Graph-of-word and TW-IDF: new approach to ad hoc IR

  • Authors:
  • François Rousseau;Michalis Vazirgiannis

  • Affiliations:
  • École Polytechnique, Palaiseau, France;Athens University of Economics and Business & École Polytechnique & Télécom ParisTech, Athens, Greece

  • Venue:
  • Proceedings of the 22nd ACM international conference on Conference on information & knowledge management
  • Year:
  • 2013

Quantified Score

Hi-index 0.00

Visualization

Abstract

In this paper, we introduce novel document representation (graph-of-word) and retrieval model (TW-IDF) for ad hoc IR. Questioning the term independence assumption behind the traditional bag-of-word model, we propose a different representation of a document that captures the relationships between the terms using an unweighted directed graph of terms.
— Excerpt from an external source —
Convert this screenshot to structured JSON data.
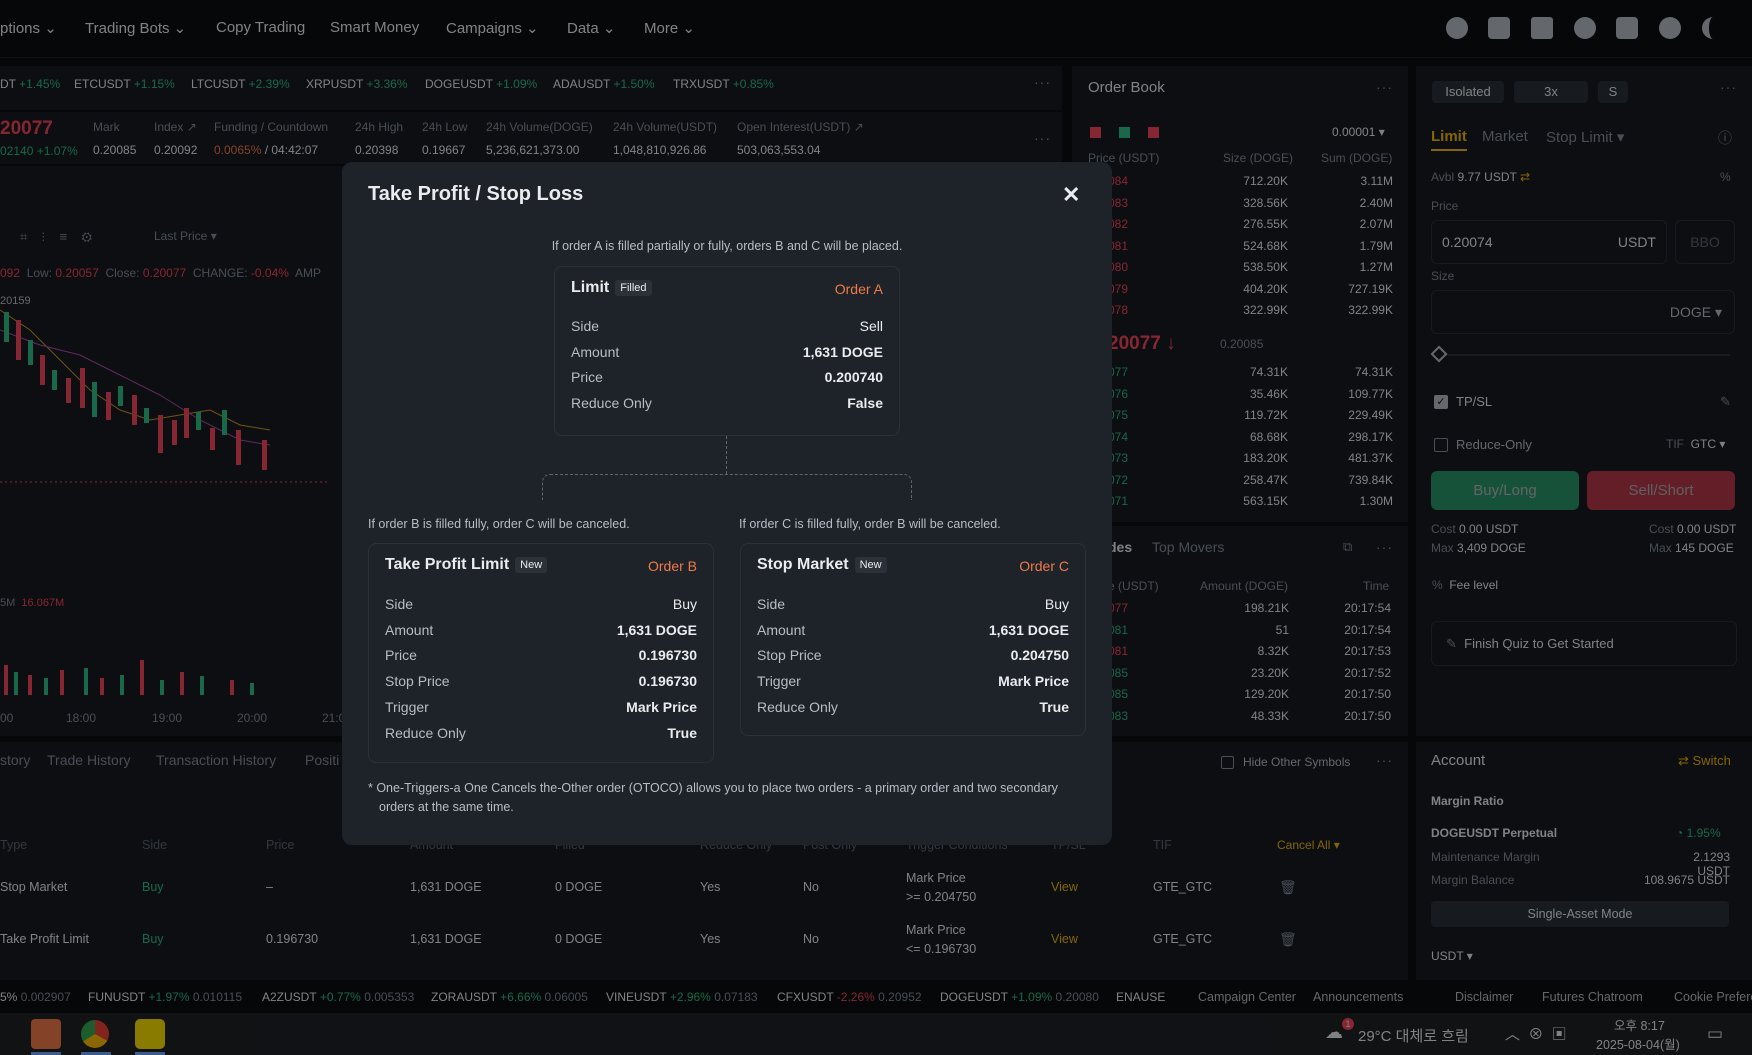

From this graph, we extract at indexing time meaningful term weights (TW) that replace traditional term frequencies (TF) and from which we define a novel scoring function, namely TW-IDF, by analogy with TF-IDF. This approach leads to a retrieval model that consistently and significantly outperforms BM25 and in some cases its extension BM25+ on various standard TREC datasets. In particular, experiments show that counting the number of different contexts in which a term occurs inside a document is more effective and relevant to search than considering an overall concave term frequency in the context of ad hoc IR.